Previous posts showed 2021 Arctic Ice fell short of breaking the 15M km2 ceiling mid March due to a February Polar Vortex disruption. As we shall see below, another smaller PV disruption is now occurring accelerating the normal spring melting season. The graph above shows that the March monthly average has varied little since 2007, typically around the SII average of 14.7 M km2. Of course there are regional differences as described later on.
Dr. Judah Cohen at AER provides an image of how this latest PV disruption appears:
The High pressure areas were forecast to warm over the Pacific Arctic basins, and extending over to the European side, while the cold Low area is presently extending down into North America, bringing some snow on April 1 in Montreal (no joke). The effect on Arctic Ice is shown in the animation below:
Over the last 10 days, Okhotsk upper left lost 180k km2 while Bering lower left lost half that with a slight recovery yesterday. Barents Sea upper right lost 145k km2 over the same period. The effect on NH total ice extents is presented in the graph below.
The graph above shows ice extent through March comparing 2021 MASIE reports with the 14-year average, other recent years and with SII. After drawing close to average by day 80, 2021 ice extents dropped sharply and at March end matched both 2020 and 2007. Despite losses from this PV event, the 2020 March monthly average ended up comparable to other years, as seen in the chart at the top. In fact, the SII dataset of monthly gains and losses shows March 2021 gained slightly over end of February, compared to a 200k km2 loss for the average March.

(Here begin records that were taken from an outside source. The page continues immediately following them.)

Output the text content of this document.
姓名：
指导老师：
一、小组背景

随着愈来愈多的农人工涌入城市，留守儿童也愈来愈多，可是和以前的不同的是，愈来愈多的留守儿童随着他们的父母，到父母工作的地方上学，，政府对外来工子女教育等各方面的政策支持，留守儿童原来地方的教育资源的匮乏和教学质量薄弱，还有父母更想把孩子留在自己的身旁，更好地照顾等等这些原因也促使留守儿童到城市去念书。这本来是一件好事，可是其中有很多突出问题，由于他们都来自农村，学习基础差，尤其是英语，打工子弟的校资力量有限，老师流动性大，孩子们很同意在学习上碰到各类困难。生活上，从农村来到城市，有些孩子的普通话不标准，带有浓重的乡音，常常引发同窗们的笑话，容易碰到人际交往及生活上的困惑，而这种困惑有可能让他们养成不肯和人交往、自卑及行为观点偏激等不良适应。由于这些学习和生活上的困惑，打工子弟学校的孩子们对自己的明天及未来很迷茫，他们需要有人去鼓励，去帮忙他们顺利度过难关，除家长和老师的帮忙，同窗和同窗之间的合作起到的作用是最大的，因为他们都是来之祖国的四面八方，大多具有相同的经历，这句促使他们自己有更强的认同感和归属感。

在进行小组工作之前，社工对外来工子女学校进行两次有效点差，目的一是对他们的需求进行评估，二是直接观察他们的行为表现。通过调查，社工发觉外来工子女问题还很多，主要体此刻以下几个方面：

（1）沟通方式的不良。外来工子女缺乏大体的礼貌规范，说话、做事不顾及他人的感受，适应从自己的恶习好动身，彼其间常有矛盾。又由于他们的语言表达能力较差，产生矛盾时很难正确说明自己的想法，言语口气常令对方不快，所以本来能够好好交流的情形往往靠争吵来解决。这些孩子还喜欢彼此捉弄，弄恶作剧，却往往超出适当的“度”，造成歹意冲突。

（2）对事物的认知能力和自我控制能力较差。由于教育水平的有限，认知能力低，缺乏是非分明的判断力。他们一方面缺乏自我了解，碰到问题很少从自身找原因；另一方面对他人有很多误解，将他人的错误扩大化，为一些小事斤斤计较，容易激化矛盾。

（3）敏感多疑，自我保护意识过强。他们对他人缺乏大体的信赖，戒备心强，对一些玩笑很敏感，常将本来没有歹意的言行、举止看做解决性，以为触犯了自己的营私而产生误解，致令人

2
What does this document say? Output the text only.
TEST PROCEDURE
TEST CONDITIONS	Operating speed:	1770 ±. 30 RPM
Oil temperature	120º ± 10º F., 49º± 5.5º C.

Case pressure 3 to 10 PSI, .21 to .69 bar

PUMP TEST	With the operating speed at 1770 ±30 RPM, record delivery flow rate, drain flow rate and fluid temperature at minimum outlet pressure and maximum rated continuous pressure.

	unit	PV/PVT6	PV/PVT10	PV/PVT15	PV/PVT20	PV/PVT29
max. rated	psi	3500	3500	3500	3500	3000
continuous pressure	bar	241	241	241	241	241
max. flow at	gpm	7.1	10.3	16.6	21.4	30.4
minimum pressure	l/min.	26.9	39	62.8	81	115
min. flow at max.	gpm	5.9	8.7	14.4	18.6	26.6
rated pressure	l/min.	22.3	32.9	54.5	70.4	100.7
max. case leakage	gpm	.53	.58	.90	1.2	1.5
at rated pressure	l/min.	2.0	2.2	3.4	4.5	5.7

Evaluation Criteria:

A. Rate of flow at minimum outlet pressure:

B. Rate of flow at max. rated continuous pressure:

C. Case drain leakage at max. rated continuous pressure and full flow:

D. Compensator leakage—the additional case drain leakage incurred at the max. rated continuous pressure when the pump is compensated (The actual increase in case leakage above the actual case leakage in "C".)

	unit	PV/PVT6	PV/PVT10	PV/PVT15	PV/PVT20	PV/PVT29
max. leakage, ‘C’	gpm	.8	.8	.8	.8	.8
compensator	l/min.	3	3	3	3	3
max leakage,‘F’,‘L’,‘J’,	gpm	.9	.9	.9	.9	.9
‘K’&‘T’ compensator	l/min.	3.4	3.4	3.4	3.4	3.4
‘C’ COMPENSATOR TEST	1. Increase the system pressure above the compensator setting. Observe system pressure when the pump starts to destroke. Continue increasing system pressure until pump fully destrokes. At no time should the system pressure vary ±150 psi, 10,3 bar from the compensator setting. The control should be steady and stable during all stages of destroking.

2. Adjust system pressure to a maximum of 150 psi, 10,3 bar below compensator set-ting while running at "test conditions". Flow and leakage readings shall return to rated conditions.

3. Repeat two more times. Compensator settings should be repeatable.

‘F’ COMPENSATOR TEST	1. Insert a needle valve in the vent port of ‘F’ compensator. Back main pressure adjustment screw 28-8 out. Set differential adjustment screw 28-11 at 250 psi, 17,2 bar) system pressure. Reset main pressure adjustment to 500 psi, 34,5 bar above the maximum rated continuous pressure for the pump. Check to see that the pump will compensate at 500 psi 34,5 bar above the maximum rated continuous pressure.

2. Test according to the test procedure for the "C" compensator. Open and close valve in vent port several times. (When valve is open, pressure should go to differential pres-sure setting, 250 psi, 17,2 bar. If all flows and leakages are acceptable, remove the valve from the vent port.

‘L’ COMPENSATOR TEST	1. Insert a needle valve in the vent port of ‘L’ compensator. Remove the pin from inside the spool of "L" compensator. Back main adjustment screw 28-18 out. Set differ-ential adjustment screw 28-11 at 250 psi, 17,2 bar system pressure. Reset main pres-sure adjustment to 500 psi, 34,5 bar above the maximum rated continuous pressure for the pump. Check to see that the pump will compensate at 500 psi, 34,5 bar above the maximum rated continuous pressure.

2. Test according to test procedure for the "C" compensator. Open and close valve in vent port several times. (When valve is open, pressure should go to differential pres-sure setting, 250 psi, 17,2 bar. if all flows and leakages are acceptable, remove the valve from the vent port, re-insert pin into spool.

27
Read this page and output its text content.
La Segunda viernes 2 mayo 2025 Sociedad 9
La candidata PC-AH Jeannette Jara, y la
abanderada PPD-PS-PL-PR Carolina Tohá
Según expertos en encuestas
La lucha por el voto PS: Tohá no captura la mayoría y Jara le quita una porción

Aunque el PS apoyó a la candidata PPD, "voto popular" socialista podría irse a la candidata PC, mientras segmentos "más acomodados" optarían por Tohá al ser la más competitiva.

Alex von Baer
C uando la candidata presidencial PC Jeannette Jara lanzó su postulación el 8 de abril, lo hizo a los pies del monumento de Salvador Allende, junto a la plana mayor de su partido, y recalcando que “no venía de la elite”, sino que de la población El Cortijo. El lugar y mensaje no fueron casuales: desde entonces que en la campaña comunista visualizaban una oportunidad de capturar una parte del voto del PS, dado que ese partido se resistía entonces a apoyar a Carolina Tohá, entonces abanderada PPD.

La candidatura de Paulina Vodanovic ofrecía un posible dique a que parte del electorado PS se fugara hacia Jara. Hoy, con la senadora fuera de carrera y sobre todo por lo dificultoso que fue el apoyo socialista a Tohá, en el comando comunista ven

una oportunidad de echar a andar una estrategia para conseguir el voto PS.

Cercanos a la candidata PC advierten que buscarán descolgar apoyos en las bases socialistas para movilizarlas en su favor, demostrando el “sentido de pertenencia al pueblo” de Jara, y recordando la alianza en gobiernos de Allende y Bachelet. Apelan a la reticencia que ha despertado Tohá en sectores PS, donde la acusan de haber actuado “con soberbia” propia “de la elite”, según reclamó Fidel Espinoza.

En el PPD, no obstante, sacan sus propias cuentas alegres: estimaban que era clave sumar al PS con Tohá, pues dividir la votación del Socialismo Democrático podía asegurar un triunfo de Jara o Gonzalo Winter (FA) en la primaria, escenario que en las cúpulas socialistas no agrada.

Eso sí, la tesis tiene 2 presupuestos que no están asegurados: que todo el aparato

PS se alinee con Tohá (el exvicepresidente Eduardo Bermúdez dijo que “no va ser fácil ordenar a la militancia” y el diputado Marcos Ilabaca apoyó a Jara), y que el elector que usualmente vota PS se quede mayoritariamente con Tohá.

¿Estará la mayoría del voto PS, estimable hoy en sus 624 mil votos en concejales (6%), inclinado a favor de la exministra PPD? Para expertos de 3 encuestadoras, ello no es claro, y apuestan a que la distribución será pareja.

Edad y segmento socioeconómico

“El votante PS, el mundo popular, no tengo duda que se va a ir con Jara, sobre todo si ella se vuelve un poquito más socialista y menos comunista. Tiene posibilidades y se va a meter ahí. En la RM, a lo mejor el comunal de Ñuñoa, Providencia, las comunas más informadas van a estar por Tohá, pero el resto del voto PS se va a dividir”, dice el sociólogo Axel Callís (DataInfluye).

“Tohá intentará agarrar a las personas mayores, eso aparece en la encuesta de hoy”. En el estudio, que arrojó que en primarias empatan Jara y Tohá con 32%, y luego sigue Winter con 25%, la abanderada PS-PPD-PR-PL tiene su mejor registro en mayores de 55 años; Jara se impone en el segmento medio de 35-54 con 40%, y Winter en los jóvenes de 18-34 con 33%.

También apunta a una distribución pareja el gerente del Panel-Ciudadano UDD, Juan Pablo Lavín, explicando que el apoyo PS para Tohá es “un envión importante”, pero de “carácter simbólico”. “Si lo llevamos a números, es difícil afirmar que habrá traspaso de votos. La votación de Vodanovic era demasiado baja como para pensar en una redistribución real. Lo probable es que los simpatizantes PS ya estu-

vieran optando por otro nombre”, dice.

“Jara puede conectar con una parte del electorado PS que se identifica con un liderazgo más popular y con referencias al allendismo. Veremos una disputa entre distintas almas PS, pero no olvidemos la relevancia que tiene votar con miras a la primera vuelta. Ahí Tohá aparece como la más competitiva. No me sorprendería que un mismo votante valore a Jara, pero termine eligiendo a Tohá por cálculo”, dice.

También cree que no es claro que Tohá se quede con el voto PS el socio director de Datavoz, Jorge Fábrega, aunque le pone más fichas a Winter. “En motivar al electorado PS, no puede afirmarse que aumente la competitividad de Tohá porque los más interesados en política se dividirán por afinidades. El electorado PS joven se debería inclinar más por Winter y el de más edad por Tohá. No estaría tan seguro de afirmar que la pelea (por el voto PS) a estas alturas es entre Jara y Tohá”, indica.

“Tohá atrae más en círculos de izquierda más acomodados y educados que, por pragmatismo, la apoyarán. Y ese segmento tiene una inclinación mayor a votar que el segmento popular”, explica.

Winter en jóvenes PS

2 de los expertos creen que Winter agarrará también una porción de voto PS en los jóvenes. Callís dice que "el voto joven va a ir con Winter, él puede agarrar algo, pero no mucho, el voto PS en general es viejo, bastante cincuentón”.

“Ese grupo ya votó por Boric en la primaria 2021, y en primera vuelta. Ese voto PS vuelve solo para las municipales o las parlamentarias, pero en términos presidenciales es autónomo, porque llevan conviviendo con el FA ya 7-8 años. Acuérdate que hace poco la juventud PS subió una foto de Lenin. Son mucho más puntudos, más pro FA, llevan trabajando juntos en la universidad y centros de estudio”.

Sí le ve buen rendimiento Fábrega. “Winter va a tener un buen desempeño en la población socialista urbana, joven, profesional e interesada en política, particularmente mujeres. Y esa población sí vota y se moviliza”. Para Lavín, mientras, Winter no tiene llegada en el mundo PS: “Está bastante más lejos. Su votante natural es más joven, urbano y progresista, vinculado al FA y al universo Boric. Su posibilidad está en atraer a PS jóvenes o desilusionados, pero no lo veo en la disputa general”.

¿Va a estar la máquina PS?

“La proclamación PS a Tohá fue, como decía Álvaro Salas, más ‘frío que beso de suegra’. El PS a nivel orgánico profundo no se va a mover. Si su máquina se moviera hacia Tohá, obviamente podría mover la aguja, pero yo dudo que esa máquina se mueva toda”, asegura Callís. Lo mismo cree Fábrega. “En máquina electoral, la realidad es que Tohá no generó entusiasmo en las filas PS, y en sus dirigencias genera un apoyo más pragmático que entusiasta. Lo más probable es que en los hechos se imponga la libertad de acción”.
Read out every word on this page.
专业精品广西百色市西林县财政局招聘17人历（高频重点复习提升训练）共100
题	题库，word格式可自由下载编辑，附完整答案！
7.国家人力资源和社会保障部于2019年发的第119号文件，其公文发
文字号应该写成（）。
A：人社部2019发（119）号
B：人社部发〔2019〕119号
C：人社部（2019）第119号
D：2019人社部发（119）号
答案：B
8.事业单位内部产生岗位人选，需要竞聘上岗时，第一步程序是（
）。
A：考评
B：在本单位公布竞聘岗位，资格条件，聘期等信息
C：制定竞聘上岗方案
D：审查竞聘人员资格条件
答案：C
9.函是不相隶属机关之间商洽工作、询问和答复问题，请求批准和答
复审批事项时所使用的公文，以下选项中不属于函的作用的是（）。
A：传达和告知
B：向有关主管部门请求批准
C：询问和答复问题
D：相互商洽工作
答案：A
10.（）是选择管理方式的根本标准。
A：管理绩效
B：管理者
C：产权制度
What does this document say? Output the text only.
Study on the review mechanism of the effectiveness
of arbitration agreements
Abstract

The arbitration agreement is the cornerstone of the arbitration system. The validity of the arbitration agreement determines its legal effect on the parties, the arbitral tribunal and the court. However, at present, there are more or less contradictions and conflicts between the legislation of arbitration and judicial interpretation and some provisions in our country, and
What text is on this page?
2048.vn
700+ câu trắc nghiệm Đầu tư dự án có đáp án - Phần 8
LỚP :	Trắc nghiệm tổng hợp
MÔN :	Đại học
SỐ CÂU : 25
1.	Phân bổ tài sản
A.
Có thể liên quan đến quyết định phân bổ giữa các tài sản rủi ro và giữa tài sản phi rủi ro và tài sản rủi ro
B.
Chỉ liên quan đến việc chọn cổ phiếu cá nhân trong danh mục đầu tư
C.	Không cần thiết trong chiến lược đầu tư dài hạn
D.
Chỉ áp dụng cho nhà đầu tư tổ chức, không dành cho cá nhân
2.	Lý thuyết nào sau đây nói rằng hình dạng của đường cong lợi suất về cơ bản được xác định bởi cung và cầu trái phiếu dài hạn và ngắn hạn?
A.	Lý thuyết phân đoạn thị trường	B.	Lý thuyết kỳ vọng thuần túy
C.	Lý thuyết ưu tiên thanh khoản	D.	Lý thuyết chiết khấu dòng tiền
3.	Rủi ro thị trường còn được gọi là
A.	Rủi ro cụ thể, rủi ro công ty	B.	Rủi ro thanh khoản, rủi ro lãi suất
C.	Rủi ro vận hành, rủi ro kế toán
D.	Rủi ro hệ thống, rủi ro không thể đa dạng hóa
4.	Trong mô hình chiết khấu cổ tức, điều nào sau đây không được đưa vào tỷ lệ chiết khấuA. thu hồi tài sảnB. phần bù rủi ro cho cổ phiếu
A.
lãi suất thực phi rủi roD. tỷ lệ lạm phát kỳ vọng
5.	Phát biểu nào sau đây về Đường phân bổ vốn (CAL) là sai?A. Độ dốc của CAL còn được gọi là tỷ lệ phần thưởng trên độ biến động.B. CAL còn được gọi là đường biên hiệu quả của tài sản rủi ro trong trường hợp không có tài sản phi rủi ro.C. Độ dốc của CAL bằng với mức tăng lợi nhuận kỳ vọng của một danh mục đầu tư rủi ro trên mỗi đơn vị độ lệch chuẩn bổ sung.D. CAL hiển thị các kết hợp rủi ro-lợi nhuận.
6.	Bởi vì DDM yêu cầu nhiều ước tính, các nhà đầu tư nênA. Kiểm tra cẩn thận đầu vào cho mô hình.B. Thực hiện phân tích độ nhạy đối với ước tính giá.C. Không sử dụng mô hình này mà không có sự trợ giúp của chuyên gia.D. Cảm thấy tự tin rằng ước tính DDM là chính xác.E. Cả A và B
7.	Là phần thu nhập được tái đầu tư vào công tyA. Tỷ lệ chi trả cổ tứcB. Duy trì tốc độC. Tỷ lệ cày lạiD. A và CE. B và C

The table below shows the distribution of sea ice across the Arctic regions.
|Region||2021090||Day 090 Average||2021-Ave.||2007090||2021-2007|
Overall NH extent March 31 was below average by 425k km2, or 3%. The bulk of the deficit is seen in Bering and Baffin, along with Barents Sea. Okhotsk remains above average in spite of recent losses. The onset of spring melt is as usual in most regions.